The concept of being able to guess disease susceptibility at a later stage in life is a revolutionary one. Knowing what may be in store could lead to radical changes in people’s careers, lifetimes and expectations. Some people may, however, erroneously argue that the ability to predict disease in this fashion at an early stage of one’s life is not only not necessary but may also lead to social complications. For example, one misleading argument could be that an individual who knows that the person he or she is in love with may develop cancer at a later date, can make other plans by dropping the idea of getting married to that person. This would be actually a right approach though it may cause mental agony to both the parties involved at that point of time. It should in fact be viewed perhaps as a blessing in disguise. Blissful ignorance of a possible future adverse development, especially when one can predict it with a degree of certainty in the case of one’s a health, can never be justified under any circumstance!

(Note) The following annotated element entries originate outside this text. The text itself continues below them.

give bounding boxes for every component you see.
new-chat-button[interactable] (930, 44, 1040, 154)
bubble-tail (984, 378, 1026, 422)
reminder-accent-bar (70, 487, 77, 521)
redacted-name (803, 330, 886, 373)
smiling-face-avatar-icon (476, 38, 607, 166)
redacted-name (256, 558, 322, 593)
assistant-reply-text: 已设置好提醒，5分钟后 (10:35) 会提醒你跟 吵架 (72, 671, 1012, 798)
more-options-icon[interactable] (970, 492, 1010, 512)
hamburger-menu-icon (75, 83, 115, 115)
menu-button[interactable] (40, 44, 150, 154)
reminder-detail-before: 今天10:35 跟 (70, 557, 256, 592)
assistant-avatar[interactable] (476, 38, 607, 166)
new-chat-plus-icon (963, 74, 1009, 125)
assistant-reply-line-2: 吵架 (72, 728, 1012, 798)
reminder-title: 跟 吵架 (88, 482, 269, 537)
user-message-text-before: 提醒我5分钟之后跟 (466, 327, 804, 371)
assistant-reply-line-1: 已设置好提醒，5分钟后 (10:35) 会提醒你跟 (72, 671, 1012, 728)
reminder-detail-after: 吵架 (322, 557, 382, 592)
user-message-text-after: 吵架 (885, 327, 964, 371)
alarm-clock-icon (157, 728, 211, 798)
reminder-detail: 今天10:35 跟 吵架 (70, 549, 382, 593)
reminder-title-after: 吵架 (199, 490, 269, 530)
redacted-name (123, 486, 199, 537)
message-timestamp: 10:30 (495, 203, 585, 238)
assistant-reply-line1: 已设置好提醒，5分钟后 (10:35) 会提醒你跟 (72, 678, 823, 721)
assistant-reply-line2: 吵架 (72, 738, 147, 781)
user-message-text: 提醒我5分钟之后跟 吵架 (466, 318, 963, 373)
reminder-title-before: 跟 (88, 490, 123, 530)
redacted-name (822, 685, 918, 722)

The impact of these fields of research on future social patterns would be immense. Tomorrow’s doctors would be able to give us uncanny precise information about our future medical profile. Whether we will take heed of that advice would be, of course, entirely a different question. But nobody can belittle the value of useful medical information, if made available to a person at a sufficiently early state in his or her life. Over the ages, man has seen many developments and witnessed many successes in the field of medicine and medical technology. Major illnesses have been tackled with the help of vaccines which prevent many diseases and antibiotics which cure a large number of ailments.
For the first time Scientists are beginning to entertain the view that the task of predicting the risk of disease involves screening currently-healthy individuals by genome analysis at the individual level. They believe that intervention with lifestyle changes and drugs can be recommended well before the onset of disease. However, they concede that this approach is most applicable when the problem resides within a single gene defect. Such defects only account for approximately five percent of diseases in developed countries. Most of the common diseases, such as heart disease, are multi-factored or polygenic, which is a phenotypic characteristic that involves two or more genes interacting with environmental factors such as diet. In April 2010, scientists at Stanford University published the genome analysis of a healthy individual scientist at Stanford University, who had his genome sequenced; the analysis predicted his propensity to acquire various diseases. A risk assessment was performed to analyse his percentage of risk for 55 different medical conditions. A rare genetic mutation was found, which showed him to be at risk for sudden heart attack. He was also predicted to have a 23 percent risk of developing prostate cancer and a 1.4 percent risk of developing Alzheimer’s. The scientists used databases and several publications to analyse the genomic data. Even though genomic sequencing is becoming more affordable and analytical tools are becoming more reliable, ethical issues surrounding genomic analysis at a population that level remain to be addressed. But the ability to predict what diseases a person is likely to get at a future date by studying the body’s chemistry would represent one of the major triumphs of modern medical science.